Sen. Patrick Leahy has introduced a bill affecting the Internet that could have a “dangerous impact on freedom of speech,” according to the Electronic Frontier Foundation.
The Combating Online Infringement and Counterfeits Act (COICA) introduced by the Vermont Democrat, chairman of the Senate Judiciary Committee, requires Internet Service Providers, Domain Name System providers, and others to block Internet users from reaching certain websites.
The legislation, which seeks to curb online piracy and the sale of counterfeit goods, would create two “blacklists.” The first is a list of all websites hit with a censorship court order from the Attorney General. The second is a list of domain names that the Department of Justice determines are “dedicated to infringing activities” that violate copyright laws.

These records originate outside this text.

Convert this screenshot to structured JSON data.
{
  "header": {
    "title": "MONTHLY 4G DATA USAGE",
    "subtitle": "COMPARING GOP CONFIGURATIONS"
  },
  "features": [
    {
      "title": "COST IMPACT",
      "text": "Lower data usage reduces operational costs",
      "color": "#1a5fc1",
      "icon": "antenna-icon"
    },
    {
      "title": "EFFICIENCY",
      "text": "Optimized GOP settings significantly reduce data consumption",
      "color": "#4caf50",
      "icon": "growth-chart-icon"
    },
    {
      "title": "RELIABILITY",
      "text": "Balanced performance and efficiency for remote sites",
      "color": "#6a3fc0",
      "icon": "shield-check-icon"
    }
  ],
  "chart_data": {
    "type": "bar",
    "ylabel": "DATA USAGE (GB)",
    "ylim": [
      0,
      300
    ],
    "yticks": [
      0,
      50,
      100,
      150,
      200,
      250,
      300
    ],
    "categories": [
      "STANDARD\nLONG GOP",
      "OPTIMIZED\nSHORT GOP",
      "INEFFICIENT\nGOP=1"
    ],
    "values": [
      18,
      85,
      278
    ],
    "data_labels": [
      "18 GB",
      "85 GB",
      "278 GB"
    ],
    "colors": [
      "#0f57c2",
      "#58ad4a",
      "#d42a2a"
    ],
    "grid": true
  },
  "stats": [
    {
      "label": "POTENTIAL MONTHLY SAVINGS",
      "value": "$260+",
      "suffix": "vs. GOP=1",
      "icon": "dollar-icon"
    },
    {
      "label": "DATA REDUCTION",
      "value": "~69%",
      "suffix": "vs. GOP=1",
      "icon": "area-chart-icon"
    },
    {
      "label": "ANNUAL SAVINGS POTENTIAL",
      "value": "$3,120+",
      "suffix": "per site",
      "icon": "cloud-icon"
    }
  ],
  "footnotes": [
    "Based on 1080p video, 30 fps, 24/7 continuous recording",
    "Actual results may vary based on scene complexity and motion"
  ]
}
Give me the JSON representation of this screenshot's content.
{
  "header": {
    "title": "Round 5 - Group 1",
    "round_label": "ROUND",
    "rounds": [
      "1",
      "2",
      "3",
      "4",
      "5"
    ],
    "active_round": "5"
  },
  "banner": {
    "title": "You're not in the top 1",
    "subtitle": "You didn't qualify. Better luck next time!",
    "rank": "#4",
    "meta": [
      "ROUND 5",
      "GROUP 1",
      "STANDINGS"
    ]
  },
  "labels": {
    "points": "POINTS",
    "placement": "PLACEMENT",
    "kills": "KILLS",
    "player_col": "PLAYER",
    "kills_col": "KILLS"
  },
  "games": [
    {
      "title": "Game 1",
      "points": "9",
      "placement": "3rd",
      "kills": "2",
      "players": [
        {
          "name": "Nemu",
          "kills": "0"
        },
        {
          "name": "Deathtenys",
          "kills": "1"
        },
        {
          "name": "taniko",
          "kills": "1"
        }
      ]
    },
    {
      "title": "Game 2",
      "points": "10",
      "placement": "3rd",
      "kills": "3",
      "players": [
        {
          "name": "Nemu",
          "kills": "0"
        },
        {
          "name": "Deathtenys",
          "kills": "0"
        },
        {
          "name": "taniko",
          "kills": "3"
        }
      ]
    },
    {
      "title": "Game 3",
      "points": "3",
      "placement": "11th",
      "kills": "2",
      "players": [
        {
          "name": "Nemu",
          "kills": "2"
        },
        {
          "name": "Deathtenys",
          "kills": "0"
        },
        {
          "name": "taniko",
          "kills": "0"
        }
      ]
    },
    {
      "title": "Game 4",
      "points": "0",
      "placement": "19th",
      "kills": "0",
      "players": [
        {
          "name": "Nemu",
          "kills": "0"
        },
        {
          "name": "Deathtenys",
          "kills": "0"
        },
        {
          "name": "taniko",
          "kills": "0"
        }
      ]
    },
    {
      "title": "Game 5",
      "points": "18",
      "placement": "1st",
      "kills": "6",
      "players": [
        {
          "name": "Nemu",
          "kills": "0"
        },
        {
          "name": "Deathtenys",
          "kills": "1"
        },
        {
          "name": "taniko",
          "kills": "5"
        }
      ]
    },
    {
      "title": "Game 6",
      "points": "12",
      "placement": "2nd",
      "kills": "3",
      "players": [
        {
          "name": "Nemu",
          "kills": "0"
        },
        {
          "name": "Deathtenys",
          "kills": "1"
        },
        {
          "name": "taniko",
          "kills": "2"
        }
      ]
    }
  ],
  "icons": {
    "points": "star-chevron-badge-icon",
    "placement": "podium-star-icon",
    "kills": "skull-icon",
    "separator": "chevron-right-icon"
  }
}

COICA requires blocking for domains on the first list and “strongly suggests” that domains on the second list should be blocked as well by providing legal immunity for those who do block access to websites, according to the Electronic Frontier Foundation (EFF), a nonprofit civil liberties organization.
“This is a censorship bill that runs roughshod over freedom of speech on the Internet” and could have a “dangerous impact on freedom of speech,” the EFF observes.
The Digital Millennium Copyright Act, passed in 1998, already gives copyright owners legal means to remove copyright violating material piece by piece. But COICA “vastly expands this. It would allow the Attorney General to shoot down a whole domain including all the blog posts, images, backups, and files underneath it,” the EFF reports.
“In other words, it’s not just possible but probable that a great deal of legitimate, protected speech will be taken down in the name of copyright enforcement.”
A hearing on the bill is scheduled this week before the Judiciary Committee.